O ARTISTA, O MESTRE, O COMPANHEIRO, O AMIGO - 18 
Recordações de Tertúlia confidenciadas por José Ruy 

» E.T. Coelho prontificou-se a ajudar a velhota caída na escada...

- Não, obrigada, por favor chame a minha amiga. E lá foi o Coelho avisar a senhora, um andar mais acima. Voltou com ela insistindo para que a levassem a uma clínica, ou ao posto da Cruz Vermelha do Terreiro do Paço... Mas as velhotas diziam que não valia a pena. O facto é que a senhora não se podia pôr de pé, e a dona do atelier não tinha força para lhe pegar. Então o E.T. Coelho tentou ajudar. Mas mal lhe tocou, a velhota sinistrada afastou-o com um repelão gritando:

- Não! Não me toque! Olhe que em toda a minha vida nenhum homem me tocou! Só uma vez o meu professor de patinagem me pôs a mão no ombro!

O E.T. Coelho ficou varado, e as vizinhas alertadas pelo barulho começaram a sair para a escada a ver do que se tra­tava. Mas eram todas da mesma fornada, e não conseguiam reunir forças para levantar a pobre. Então o E.T. Coelho pôs de lado os «com licenças», pegou na velhota ao colo e foi escadas acima recebendo socos da virgem que gritava a plenos pulmões.

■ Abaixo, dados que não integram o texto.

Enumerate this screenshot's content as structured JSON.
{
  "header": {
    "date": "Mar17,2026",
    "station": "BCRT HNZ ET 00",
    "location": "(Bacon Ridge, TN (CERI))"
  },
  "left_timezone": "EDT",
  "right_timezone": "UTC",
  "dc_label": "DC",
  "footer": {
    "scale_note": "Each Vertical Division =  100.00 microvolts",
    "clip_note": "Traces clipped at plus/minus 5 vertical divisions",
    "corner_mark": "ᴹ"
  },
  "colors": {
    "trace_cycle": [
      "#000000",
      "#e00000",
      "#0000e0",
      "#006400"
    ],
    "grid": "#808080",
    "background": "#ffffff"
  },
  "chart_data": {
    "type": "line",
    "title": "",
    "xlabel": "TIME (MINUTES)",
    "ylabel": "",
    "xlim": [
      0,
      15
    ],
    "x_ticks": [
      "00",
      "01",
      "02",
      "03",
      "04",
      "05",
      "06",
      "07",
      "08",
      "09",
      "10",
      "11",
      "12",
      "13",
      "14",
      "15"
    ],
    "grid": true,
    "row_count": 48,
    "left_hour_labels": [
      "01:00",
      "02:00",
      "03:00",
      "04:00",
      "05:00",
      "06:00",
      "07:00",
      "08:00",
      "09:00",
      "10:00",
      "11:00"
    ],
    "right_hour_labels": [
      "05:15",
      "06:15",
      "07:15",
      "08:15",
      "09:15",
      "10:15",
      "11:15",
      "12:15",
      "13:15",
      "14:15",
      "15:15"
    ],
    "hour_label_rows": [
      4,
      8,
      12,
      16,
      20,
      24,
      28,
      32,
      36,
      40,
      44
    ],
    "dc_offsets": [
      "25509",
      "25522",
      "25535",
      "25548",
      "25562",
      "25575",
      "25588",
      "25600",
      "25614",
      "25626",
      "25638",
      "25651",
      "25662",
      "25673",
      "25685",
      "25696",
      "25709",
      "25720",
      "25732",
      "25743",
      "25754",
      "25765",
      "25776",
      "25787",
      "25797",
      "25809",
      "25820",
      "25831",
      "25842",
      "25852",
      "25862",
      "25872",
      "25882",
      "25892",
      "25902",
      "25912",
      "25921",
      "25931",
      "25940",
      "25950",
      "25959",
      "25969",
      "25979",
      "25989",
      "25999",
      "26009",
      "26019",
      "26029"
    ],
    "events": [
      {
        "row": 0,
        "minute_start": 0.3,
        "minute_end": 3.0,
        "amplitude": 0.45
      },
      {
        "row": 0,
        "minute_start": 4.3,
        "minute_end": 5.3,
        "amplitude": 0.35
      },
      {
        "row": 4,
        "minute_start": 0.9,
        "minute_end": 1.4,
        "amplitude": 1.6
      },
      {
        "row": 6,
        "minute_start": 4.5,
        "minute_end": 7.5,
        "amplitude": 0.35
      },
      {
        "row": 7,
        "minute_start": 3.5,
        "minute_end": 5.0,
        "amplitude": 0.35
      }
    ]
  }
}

A velhota ficou lá em casa durante três dias, num quarto contíguo ao nosso atelier, sempre a gemer. Já não podíamos mais. Elas próprias tentaram fazer um tratamento naturista, mas tratava-se de um entorse, e o médico lá foi por fim, para descanso delas e nosso. O problema foi que a velhota não queria mostrar a canela e o pé ao médico. Depois de tudo passado, ainda nos rimos disto tudo.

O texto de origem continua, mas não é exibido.